Over the next months, a series of reports in the Ottawa Jewish Bulletin will examine Jewish education in Ottawa at all levels – from preschool to adult education. It will be an honest examination that discusses the options available here – and the major problems our schools are facing.
We are launching the series at a crucial time for Jewish education in this city. As noted in this article, the Jewish Federation of Ottawa has launched a task force on the future of Jewish high school education in the city. The need for such a task force became obvious two months ago when the Ottawa Jewish Community School (OJCS) Board of Directors reluctantly made the decision to phase out its high school division after five years of failing to achieve enrolment levels that would make the high school grades sustainable.
It was hoped that the amalgamation of Hillel Academy and Yitzhak Rabin High School to form OJCS in 2009 would result in more students staying in Jewish day school through their high school years. But that has not been the case.
Although the OJCS maintained high academic standards, most Grade 8 students graduating from the elementary level did not continue at the high school level. There were just 24 students enrolled in in Grades 9 to 12 this school year, with only 20 expected for the school year set to begin next September. The high school division was expected to run an additional deficit of $250,000 per year – a situation that could no longer be maintained.
In fact, enrolment levels at day schools and supplementary schools in Ottawa have been declining at all levels for a decade or more. And the situation here is not unique. With some rare exceptions, such as a thriving Jewish community day high school in Vancouver, enrolment levels have been declining over that period in most North American Jewish communities for a variety of reasons.
Jewish day schools in Ontario, though, have been particularly hard hit because it is the only jurisdiction in North America that funds the schools of one faith group to the exclusion of all others, a situation the United Nations Human Rights Commission has twice ruled is discriminatory and a violation of Canada’s obligations under the International Covenant on Civil and Political Rights.

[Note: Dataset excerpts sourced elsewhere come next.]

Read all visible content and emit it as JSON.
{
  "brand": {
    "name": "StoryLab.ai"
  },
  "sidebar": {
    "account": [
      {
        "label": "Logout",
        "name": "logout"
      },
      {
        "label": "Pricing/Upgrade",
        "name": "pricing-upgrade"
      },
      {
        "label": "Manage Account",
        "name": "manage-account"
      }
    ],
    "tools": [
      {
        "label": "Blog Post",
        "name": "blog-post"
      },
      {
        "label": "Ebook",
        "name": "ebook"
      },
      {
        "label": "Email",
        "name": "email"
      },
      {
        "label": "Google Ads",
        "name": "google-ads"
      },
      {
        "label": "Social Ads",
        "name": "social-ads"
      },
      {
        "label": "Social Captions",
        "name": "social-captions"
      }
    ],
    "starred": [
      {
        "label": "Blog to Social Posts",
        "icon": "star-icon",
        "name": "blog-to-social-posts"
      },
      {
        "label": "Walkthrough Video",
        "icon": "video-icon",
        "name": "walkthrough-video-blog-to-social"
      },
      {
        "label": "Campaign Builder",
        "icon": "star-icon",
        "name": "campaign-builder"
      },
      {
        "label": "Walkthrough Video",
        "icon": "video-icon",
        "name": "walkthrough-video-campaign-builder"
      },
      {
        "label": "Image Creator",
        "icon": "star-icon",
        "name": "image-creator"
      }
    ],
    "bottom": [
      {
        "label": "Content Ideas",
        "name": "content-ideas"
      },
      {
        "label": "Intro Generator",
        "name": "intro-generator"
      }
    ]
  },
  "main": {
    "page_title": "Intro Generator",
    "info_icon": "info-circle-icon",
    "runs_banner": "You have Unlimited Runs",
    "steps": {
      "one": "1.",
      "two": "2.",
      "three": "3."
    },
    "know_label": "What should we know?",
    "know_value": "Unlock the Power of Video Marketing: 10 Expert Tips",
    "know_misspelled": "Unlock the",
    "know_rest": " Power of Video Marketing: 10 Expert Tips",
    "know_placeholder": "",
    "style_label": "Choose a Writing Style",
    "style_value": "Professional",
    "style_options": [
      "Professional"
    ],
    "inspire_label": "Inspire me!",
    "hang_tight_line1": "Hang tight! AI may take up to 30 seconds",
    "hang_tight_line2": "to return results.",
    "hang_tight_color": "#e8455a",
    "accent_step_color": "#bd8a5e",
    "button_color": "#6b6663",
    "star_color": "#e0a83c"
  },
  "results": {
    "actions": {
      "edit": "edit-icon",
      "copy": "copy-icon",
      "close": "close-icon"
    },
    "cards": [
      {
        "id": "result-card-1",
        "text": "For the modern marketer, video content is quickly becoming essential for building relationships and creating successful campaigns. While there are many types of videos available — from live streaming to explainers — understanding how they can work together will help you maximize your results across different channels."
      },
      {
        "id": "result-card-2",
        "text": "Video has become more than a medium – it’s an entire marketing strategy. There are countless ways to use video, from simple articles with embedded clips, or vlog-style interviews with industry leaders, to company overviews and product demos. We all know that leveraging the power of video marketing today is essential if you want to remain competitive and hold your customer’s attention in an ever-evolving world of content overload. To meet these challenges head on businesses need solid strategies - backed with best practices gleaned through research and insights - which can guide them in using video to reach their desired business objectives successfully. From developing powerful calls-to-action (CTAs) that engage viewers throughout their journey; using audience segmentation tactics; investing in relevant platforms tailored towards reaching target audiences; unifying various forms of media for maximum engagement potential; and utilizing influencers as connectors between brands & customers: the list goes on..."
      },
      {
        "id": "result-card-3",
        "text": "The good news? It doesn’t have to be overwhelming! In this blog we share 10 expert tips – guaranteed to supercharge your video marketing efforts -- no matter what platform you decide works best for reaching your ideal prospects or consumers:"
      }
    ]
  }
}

The series will focus on Jewish preschools and early childhood education (May 11), day schools (May 26), supplementary schools (June 22), informal educational opportunities (July 27), university Jewish studies and adult education (August 17) and a look to the future (September 7).
Despite problems, Ottawa is a city with a wide range of opportunities for Jewish education at all levels. We hope our series will help families – indeed, people of all ages – understand all of the options they have to experience and enjoy Jewish education in our community.